As gasoline prices soar toward $4 a gallon, fuel theft rises as well, authorities said.
Many cases involve thieves outwitting gas station pumps. Some Santa Rosa and Windsor residents are finding gasoline has been drained from the tanks of their cars parked on the street or even in driveways.
And an increasing number of ranchers are battling gas rustlers who sneak onto rural properties, armed with portable canisters, on the hunt for unattended work trucks and fuel tanks, said Sgt. Mike Raasch, who heads the Sonoma County sheriff's property crimes unit.
"The high price of gas — that's a direct correlation, no doubt," Raasch said.
The price of gasoline surged back above $4 a gallon in February for the first time since last May, turning fuel into liquid gold. Gasoline cost an average of $4.31 per gallon in Santa Rosa on Friday, 33 cents more than it did a year ago, according to AAA.
"When it crosses the $4 range, that gets folks' attention," AAA spokesman Matt Skryja said.
Thieves cut through chain-link fences, pull out heavy fence stakes and drive in with trucks carrying fuel containers, ranchers said.
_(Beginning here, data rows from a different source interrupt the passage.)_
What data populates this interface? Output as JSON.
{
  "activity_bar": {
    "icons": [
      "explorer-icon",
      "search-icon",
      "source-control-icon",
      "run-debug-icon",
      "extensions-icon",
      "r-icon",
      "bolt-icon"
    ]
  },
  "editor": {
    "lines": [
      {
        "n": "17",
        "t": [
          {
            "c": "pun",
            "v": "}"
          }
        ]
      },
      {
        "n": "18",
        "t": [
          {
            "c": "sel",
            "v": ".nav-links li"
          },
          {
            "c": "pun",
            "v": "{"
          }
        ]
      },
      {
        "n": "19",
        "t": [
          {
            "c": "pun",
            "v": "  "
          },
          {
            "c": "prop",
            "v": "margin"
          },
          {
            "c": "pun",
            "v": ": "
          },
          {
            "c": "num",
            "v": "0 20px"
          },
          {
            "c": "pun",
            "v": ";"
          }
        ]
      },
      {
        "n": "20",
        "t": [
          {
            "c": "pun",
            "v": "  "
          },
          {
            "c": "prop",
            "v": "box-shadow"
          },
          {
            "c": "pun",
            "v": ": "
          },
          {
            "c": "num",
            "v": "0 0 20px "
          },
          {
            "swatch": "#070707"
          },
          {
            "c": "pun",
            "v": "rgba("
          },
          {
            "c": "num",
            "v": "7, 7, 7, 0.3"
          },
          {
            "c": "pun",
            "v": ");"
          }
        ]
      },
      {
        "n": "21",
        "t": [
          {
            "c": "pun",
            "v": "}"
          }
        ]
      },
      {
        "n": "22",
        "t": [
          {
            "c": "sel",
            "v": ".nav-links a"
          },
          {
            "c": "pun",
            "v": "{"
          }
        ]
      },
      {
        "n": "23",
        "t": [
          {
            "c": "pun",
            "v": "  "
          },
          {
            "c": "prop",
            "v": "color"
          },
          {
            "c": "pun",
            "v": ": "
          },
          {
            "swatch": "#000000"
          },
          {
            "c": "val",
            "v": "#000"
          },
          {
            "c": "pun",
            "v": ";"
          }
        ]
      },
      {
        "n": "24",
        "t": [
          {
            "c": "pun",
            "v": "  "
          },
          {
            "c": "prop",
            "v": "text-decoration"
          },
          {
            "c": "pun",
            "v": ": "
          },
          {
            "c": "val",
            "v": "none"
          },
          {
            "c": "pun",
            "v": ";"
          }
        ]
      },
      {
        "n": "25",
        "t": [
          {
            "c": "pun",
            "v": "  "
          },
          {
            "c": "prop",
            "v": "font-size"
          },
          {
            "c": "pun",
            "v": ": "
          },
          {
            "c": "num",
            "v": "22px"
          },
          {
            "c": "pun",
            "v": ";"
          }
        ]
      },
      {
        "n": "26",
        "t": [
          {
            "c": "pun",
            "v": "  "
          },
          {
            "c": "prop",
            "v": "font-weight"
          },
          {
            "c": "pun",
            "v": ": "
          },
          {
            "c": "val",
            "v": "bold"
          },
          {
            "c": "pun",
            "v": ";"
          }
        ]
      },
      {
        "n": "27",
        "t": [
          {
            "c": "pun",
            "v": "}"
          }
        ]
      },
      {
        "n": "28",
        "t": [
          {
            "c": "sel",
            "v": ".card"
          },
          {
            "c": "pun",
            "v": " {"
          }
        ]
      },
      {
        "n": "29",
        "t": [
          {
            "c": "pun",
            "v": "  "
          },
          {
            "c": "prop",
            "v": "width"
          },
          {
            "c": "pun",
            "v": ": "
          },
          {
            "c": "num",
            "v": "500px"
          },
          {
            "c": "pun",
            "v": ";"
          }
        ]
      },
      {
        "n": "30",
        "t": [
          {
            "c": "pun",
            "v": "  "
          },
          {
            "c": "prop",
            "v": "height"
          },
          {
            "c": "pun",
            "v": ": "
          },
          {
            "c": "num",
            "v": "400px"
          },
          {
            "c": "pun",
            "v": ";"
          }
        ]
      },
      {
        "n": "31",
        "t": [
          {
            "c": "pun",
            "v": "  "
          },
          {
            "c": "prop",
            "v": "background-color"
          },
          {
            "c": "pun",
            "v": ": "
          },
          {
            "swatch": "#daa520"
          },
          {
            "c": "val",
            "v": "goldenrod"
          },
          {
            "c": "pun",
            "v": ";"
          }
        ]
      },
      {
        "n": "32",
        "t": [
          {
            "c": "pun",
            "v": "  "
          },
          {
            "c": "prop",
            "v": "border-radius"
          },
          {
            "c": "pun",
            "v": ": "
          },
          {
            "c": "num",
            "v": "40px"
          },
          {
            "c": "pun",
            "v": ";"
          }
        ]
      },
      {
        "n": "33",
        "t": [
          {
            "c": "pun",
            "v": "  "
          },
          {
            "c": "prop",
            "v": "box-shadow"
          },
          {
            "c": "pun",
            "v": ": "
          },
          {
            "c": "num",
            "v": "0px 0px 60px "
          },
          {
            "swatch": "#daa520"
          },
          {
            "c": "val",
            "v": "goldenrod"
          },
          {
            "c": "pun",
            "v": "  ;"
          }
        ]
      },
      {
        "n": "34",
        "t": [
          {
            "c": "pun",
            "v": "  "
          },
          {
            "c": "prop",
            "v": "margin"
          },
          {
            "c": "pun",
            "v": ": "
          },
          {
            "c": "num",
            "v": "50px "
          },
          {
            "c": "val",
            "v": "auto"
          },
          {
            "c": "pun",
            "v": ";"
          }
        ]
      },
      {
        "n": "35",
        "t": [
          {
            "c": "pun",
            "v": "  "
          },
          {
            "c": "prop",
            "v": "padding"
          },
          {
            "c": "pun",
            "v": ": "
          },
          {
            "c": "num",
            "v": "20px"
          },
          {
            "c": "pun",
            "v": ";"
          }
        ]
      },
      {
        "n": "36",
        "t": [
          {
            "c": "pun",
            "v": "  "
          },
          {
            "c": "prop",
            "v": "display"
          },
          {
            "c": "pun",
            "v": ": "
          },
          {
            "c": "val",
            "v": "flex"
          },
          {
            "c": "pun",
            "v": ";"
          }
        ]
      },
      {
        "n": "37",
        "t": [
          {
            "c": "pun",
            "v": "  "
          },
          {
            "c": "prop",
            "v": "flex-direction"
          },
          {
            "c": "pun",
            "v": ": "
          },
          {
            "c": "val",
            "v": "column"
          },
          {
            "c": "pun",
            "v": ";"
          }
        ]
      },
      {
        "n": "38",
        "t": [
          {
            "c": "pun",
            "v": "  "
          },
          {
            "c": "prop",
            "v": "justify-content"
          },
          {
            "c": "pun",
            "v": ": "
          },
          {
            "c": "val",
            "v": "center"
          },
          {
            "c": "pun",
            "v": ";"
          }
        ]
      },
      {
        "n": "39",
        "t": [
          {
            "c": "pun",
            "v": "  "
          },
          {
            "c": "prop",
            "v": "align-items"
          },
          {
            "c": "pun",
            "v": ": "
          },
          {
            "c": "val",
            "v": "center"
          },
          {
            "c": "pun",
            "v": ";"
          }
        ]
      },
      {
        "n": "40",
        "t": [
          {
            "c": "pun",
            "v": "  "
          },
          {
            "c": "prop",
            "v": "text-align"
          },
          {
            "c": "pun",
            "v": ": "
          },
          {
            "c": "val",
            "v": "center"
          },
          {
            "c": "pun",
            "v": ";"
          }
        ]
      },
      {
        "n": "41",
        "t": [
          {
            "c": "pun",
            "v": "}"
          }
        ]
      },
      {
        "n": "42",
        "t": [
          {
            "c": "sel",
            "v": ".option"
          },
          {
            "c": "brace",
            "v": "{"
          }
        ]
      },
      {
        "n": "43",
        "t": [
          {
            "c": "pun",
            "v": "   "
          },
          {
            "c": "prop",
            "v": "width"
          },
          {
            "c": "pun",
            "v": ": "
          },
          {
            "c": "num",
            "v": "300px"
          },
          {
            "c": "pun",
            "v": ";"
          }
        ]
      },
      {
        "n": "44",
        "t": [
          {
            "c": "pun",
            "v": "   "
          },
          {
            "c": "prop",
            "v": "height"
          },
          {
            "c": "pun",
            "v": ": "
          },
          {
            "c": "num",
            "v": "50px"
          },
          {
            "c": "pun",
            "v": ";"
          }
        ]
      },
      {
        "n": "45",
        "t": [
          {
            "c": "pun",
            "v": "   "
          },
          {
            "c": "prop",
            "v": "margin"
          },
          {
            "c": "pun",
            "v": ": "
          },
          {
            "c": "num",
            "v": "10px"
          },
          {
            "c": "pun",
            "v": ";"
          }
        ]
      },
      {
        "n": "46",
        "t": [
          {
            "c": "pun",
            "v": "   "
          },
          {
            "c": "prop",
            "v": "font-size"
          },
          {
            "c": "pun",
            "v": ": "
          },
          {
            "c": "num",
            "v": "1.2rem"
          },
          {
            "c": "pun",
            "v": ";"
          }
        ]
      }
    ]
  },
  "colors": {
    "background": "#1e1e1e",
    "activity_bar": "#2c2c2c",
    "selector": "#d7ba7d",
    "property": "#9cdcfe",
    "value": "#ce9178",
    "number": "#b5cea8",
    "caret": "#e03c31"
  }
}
Some may be riding in on bicycles or walking on foot and leaving with what they can carry.
They drain work trucks and fuel tanks and often come back for more.
Vineyard managers have been reaching for thicker chains, bigger locks and adding lights and dogs to keep gas thieves at bay.
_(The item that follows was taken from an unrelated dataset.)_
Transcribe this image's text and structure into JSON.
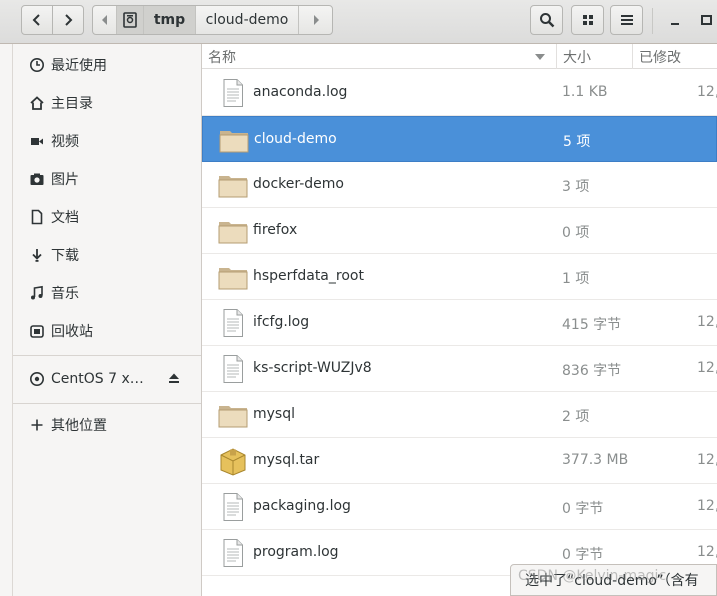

"We started out with regular Master Locks, then we went to the bolt-cutter-proof locks, and now they're cutting the chain instead of the locks," Lokka said.
The story is familiar among Graton ranchers.
"We put everything under lock and key," said Scott Zapotocky, director of vineyards for Paul Hobbs Winery.
Tanks of both gasoline and agricultural diesel have been repeatedly drained over the last two years, Zapotocky said.
Detectives with the Sonoma County sheriff's rural crimes task force, reinstated last year, have been tracking and mapping fuel thefts in unincorporated areas of the county.
People reported stolen fuel worth nearly $2,400 last year, with clusters in Graton and along the Sonoma Coast. That amount probably is nowhere near the total stolen from vehicles across the county, officials said.
"A lot of it doesn't get reported," said Pat Moffitt, a community service officer with the rural crimes task force.
Staff keep the shelves stocked with locking gas caps and spare filler necks at O'Reilly Auto Parts on Farmers Lane, said John Anderson, who has worked as a salesman for the auto supply store for three years. The most popular kind costs $13.99 and comes with a key, he said. The caps deter all but the most determined criminals.